Programação em Feira de Santana
André Agra participará de dois eventos em Feira de Santana nesta quarta-feira (26). Pela manhã, às 9h, conduzirá o workshop “Negócios que Transformam: Caminhos para o Desenvolvimento Socioeconômico”, em parceria com o Instituto Pensar Feira e o Sebrae. À noite, participará de uma palestra na Universidade Estadual de Feira de Santana (UEFS), dentro do seminário internacional sobre cidades do semiárido, abordando temas como cidades inteligentes, inovação, sustentabilidade e desenvolvimento territorial.
A secretária executiva do Instituto Pensar Feira, Nathalia Santos Oliveira, explicou que ambos os eventos são gratuitos, mas o workshop da manhã exige inscrição por causa da capacidade limitada do auditório.
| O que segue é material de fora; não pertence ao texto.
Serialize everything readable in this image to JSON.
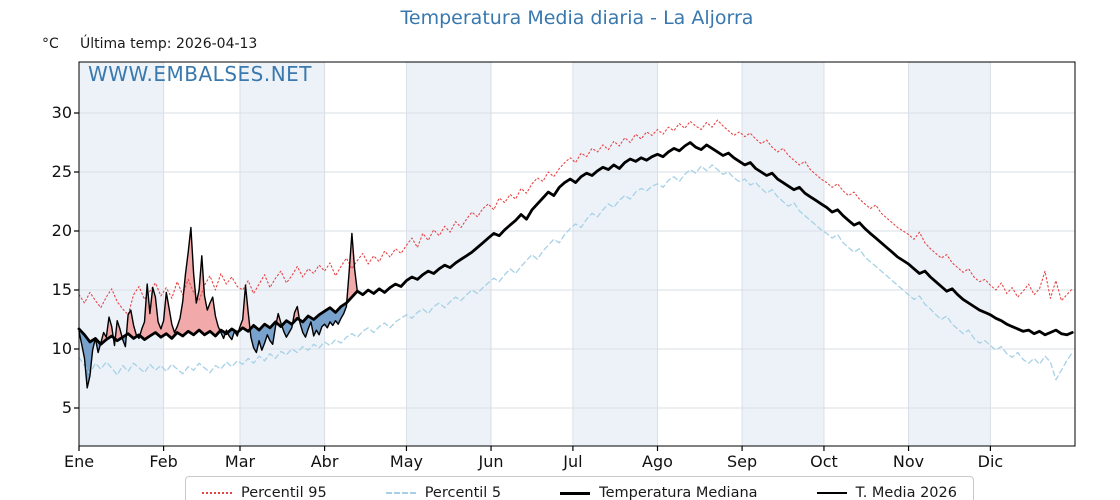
{
  "title": "Temperatura Media diaria - La Aljorra",
  "y_unit_label": "°C",
  "last_temp_label": "Última temp: 2026-04-13",
  "watermark": "WWW.EMBALSES.NET",
  "colors": {
    "title_blue": "#3878af",
    "watermark_blue": "#3a79ae",
    "p95_red": "#e64545",
    "p5_blue": "#a6d1e6",
    "line_black": "#000000",
    "fill_above": "#f2a9a9",
    "fill_below": "#78a2cb",
    "month_band": "#edf2f9",
    "grid": "#dadfe5"
  },
  "legend": {
    "items": [
      {
        "label": "Percentil 95"
      },
      {
        "label": "Percentil 5"
      },
      {
        "label": "Temperatura Mediana"
      },
      {
        "label": "T. Media 2026"
      }
    ]
  },
  "chart_data": {
    "type": "line",
    "title": "Temperatura Media diaria - La Aljorra",
    "ylabel": "°C",
    "yticks": [
      5,
      10,
      15,
      20,
      25,
      30
    ],
    "ylim": [
      1.8,
      34.3
    ],
    "grid": true,
    "legend_position": "bottom",
    "x_tick_labels": [
      "Ene",
      "Feb",
      "Mar",
      "Abr",
      "May",
      "Jun",
      "Jul",
      "Ago",
      "Sep",
      "Oct",
      "Nov",
      "Dic"
    ],
    "month_start_days": [
      1,
      32,
      60,
      91,
      121,
      152,
      182,
      213,
      244,
      274,
      305,
      335
    ],
    "days_in_year": 365,
    "shaded_months": [
      "Ene",
      "Mar",
      "May",
      "Jul",
      "Sep",
      "Nov"
    ],
    "series": [
      {
        "name": "Percentil 95",
        "style": "dotted",
        "color": "#e64545",
        "start_day": 1,
        "day_step": 2,
        "values": [
          14.6,
          13.9,
          14.8,
          14.1,
          13.5,
          14.4,
          15.1,
          14.0,
          13.4,
          12.9,
          14.6,
          15.3,
          14.2,
          14.9,
          15.6,
          14.5,
          15.2,
          14.3,
          15.7,
          14.6,
          15.9,
          14.8,
          14.1,
          15.4,
          16.2,
          15.0,
          16.4,
          15.5,
          16.1,
          15.3,
          15.0,
          15.8,
          14.7,
          15.5,
          16.3,
          15.2,
          16.0,
          16.6,
          15.6,
          16.2,
          17.0,
          16.1,
          16.8,
          16.4,
          17.1,
          16.6,
          17.3,
          16.2,
          17.0,
          17.7,
          16.8,
          17.5,
          18.1,
          17.2,
          17.9,
          17.4,
          18.3,
          17.8,
          18.5,
          18.1,
          18.8,
          19.4,
          18.6,
          19.8,
          19.2,
          20.1,
          19.6,
          20.4,
          19.9,
          20.8,
          20.3,
          21.0,
          21.6,
          21.2,
          21.9,
          22.3,
          21.8,
          22.8,
          22.4,
          23.1,
          22.7,
          23.6,
          23.2,
          24.0,
          24.5,
          24.2,
          25.0,
          24.6,
          25.3,
          25.8,
          26.2,
          25.8,
          26.6,
          26.3,
          27.0,
          26.7,
          27.3,
          26.9,
          27.6,
          27.2,
          27.9,
          27.5,
          28.2,
          27.8,
          28.4,
          28.1,
          28.6,
          28.2,
          28.8,
          28.5,
          29.1,
          28.7,
          29.3,
          28.9,
          28.6,
          29.2,
          28.8,
          29.4,
          28.9,
          28.5,
          28.1,
          28.4,
          28.0,
          28.3,
          27.8,
          27.4,
          27.7,
          27.1,
          26.7,
          27.0,
          26.4,
          26.0,
          25.6,
          25.9,
          25.2,
          24.8,
          24.4,
          24.1,
          23.7,
          24.0,
          23.4,
          23.0,
          23.3,
          22.7,
          22.3,
          21.9,
          22.2,
          21.5,
          21.1,
          20.7,
          20.3,
          20.0,
          19.7,
          19.3,
          19.9,
          19.0,
          18.5,
          18.1,
          17.7,
          18.0,
          17.3,
          16.9,
          16.5,
          16.8,
          16.1,
          15.7,
          15.9,
          15.4,
          15.0,
          15.6,
          14.7,
          15.2,
          14.4,
          14.9,
          15.5,
          14.6,
          15.1,
          16.6,
          14.3,
          15.8,
          14.1,
          14.6,
          15.1
        ]
      },
      {
        "name": "Percentil 5",
        "style": "dashed",
        "color": "#a6d1e6",
        "start_day": 1,
        "day_step": 2,
        "values": [
          9.3,
          8.6,
          7.9,
          8.8,
          8.3,
          8.9,
          8.4,
          7.8,
          8.6,
          8.1,
          8.8,
          8.4,
          8.0,
          8.7,
          8.2,
          8.6,
          8.1,
          8.7,
          8.3,
          7.9,
          8.5,
          8.2,
          8.8,
          8.4,
          8.0,
          8.6,
          8.3,
          8.9,
          8.5,
          9.0,
          8.7,
          9.2,
          8.8,
          9.4,
          9.0,
          9.6,
          9.2,
          9.8,
          9.5,
          10.0,
          9.7,
          10.2,
          9.9,
          10.4,
          10.1,
          10.6,
          10.3,
          10.8,
          10.5,
          11.0,
          11.3,
          11.0,
          11.5,
          11.8,
          11.4,
          11.9,
          12.2,
          11.8,
          12.3,
          12.6,
          12.9,
          12.6,
          13.1,
          13.4,
          13.0,
          13.6,
          13.9,
          13.5,
          14.0,
          14.4,
          14.1,
          14.6,
          15.0,
          14.7,
          15.2,
          15.6,
          16.0,
          15.7,
          16.3,
          16.8,
          16.4,
          17.0,
          17.5,
          18.0,
          17.6,
          18.3,
          18.8,
          19.3,
          19.0,
          19.7,
          20.2,
          20.6,
          20.3,
          21.0,
          21.5,
          21.2,
          21.8,
          22.3,
          22.0,
          22.6,
          23.0,
          22.7,
          23.3,
          23.6,
          23.4,
          23.8,
          24.0,
          23.7,
          24.3,
          24.6,
          24.2,
          24.8,
          25.2,
          24.9,
          25.5,
          25.1,
          25.6,
          25.2,
          24.8,
          25.0,
          24.5,
          24.2,
          24.4,
          23.9,
          24.1,
          23.6,
          23.2,
          23.5,
          22.9,
          22.5,
          22.1,
          22.4,
          21.7,
          21.3,
          20.9,
          20.5,
          20.1,
          19.8,
          19.4,
          19.7,
          19.0,
          18.6,
          18.2,
          18.5,
          17.8,
          17.4,
          17.0,
          16.6,
          16.2,
          15.8,
          15.4,
          15.0,
          14.6,
          14.2,
          14.5,
          13.8,
          13.4,
          12.9,
          12.5,
          12.8,
          12.1,
          11.7,
          11.3,
          11.6,
          10.9,
          10.5,
          10.7,
          10.3,
          9.9,
          10.2,
          9.6,
          9.3,
          9.7,
          9.1,
          8.8,
          9.2,
          8.7,
          9.4,
          8.9,
          7.4,
          8.2,
          9.0,
          9.7
        ]
      },
      {
        "name": "Temperatura Mediana",
        "style": "solid-thick",
        "color": "#000000",
        "start_day": 1,
        "day_step": 2,
        "values": [
          11.7,
          11.2,
          10.6,
          10.9,
          10.4,
          10.8,
          11.1,
          10.7,
          11.0,
          11.3,
          10.9,
          11.2,
          10.8,
          11.1,
          11.4,
          11.0,
          11.3,
          10.9,
          11.4,
          11.1,
          11.5,
          11.2,
          11.6,
          11.2,
          11.5,
          11.1,
          11.6,
          11.3,
          11.7,
          11.4,
          11.8,
          11.5,
          12.0,
          11.6,
          12.1,
          11.8,
          12.3,
          11.9,
          12.4,
          12.1,
          12.6,
          12.3,
          12.8,
          12.5,
          12.9,
          13.2,
          13.5,
          13.1,
          13.6,
          13.9,
          14.4,
          14.9,
          14.6,
          15.0,
          14.7,
          15.1,
          14.8,
          15.2,
          15.5,
          15.3,
          15.8,
          16.1,
          15.9,
          16.3,
          16.6,
          16.4,
          16.8,
          17.1,
          16.9,
          17.3,
          17.6,
          17.9,
          18.2,
          18.6,
          19.0,
          19.4,
          19.8,
          19.6,
          20.1,
          20.5,
          20.9,
          21.4,
          21.0,
          21.8,
          22.3,
          22.8,
          23.3,
          23.0,
          23.7,
          24.1,
          24.4,
          24.1,
          24.6,
          24.9,
          24.7,
          25.1,
          25.4,
          25.2,
          25.6,
          25.3,
          25.8,
          26.1,
          25.9,
          26.2,
          26.0,
          26.3,
          26.5,
          26.3,
          26.7,
          27.0,
          26.8,
          27.2,
          27.5,
          27.1,
          26.9,
          27.3,
          27.0,
          26.7,
          26.4,
          26.6,
          26.2,
          25.9,
          25.6,
          25.8,
          25.3,
          25.0,
          24.7,
          24.9,
          24.4,
          24.1,
          23.8,
          23.5,
          23.7,
          23.2,
          22.9,
          22.6,
          22.3,
          22.0,
          21.6,
          21.8,
          21.3,
          20.9,
          20.5,
          20.7,
          20.2,
          19.8,
          19.4,
          19.0,
          18.6,
          18.2,
          17.8,
          17.5,
          17.2,
          16.8,
          16.4,
          16.6,
          16.1,
          15.7,
          15.3,
          14.9,
          15.1,
          14.6,
          14.2,
          13.9,
          13.6,
          13.3,
          13.1,
          12.9,
          12.6,
          12.4,
          12.1,
          11.9,
          11.7,
          11.5,
          11.6,
          11.3,
          11.5,
          11.2,
          11.4,
          11.6,
          11.3,
          11.2,
          11.4
        ]
      },
      {
        "name": "T. Media 2026",
        "style": "solid-thin",
        "color": "#000000",
        "start_day": 1,
        "day_step": 1,
        "last_date": "2026-04-13",
        "values": [
          11.5,
          10.4,
          9.2,
          6.7,
          7.7,
          9.9,
          10.9,
          9.7,
          10.5,
          11.4,
          11.0,
          12.7,
          11.9,
          10.3,
          12.4,
          11.7,
          10.8,
          10.2,
          12.9,
          13.3,
          12.0,
          11.2,
          10.9,
          11.7,
          12.3,
          15.5,
          13.0,
          15.2,
          14.4,
          12.3,
          11.7,
          12.4,
          14.8,
          13.5,
          12.1,
          11.4,
          11.9,
          12.6,
          14.0,
          16.3,
          18.2,
          20.3,
          16.4,
          13.9,
          15.0,
          17.9,
          14.5,
          13.3,
          13.9,
          14.4,
          12.8,
          11.9,
          11.4,
          10.9,
          11.6,
          11.1,
          10.8,
          11.5,
          11.1,
          11.9,
          12.5,
          15.4,
          13.1,
          11.0,
          10.1,
          9.7,
          10.7,
          9.9,
          10.5,
          11.2,
          10.7,
          10.4,
          11.9,
          13.0,
          12.2,
          11.5,
          11.0,
          11.4,
          11.8,
          13.1,
          13.6,
          12.2,
          11.4,
          11.0,
          11.7,
          12.3,
          11.1,
          11.6,
          11.2,
          11.9,
          12.1,
          11.8,
          12.3,
          12.0,
          12.4,
          12.1,
          12.6,
          13.0,
          13.6,
          16.5,
          19.8,
          16.8,
          14.9
        ]
      }
    ],
    "fills": {
      "description": "T. Media 2026 vs Temperatura Mediana",
      "above_color": "#f2a9a9",
      "below_color": "#78a2cb"
    }
  }
}
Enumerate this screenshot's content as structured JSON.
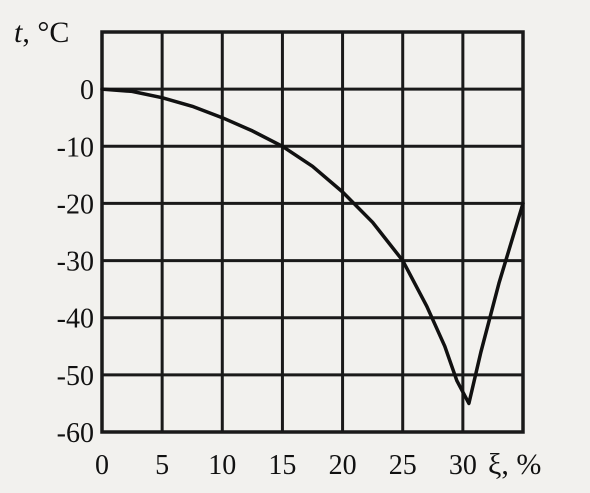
{
  "chart_data": {
    "type": "line",
    "ylabel_var": "t",
    "ylabel_unit": ", °C",
    "xlabel": "ξ, %",
    "xlim": [
      0,
      35
    ],
    "ylim": [
      -60,
      10
    ],
    "x_ticks": [
      0,
      5,
      10,
      15,
      20,
      25,
      30
    ],
    "y_ticks": [
      0,
      -10,
      -20,
      -30,
      -40,
      -50,
      -60
    ],
    "x_tick_labels": [
      "0",
      "5",
      "10",
      "15",
      "20",
      "25",
      "30"
    ],
    "y_tick_labels": [
      "0",
      "-10",
      "-20",
      "-30",
      "-40",
      "-50",
      "-60"
    ],
    "grid": true,
    "series": [
      {
        "x": [
          0,
          2.5,
          5,
          7.5,
          10,
          12.5,
          15,
          17.5,
          20,
          22.5,
          25,
          27,
          28.5,
          29.5,
          30.5,
          31.5,
          33,
          35
        ],
        "y": [
          0,
          -0.4,
          -1.5,
          -3.0,
          -5.0,
          -7.3,
          -10,
          -13.5,
          -18,
          -23.3,
          -30,
          -38,
          -45,
          -51,
          -55,
          -46,
          -34,
          -20
        ]
      }
    ]
  }
}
A palestra à noite é aberta ao público, sem necessidade de inscrição. “Quem tiver interesse pode fazer a inscrição no Instagram do Instituto Pensar Feira para o encontro da manhã. À noite, é só chegar na UEFS.”
Essas iniciativas buscam aproximar poder público, setor empresarial, pesquisadores e sociedade civil para debater estratégias de longo prazo que possam impulsionar o desenvolvimento de Feira de Santana e de municípios do semiárido.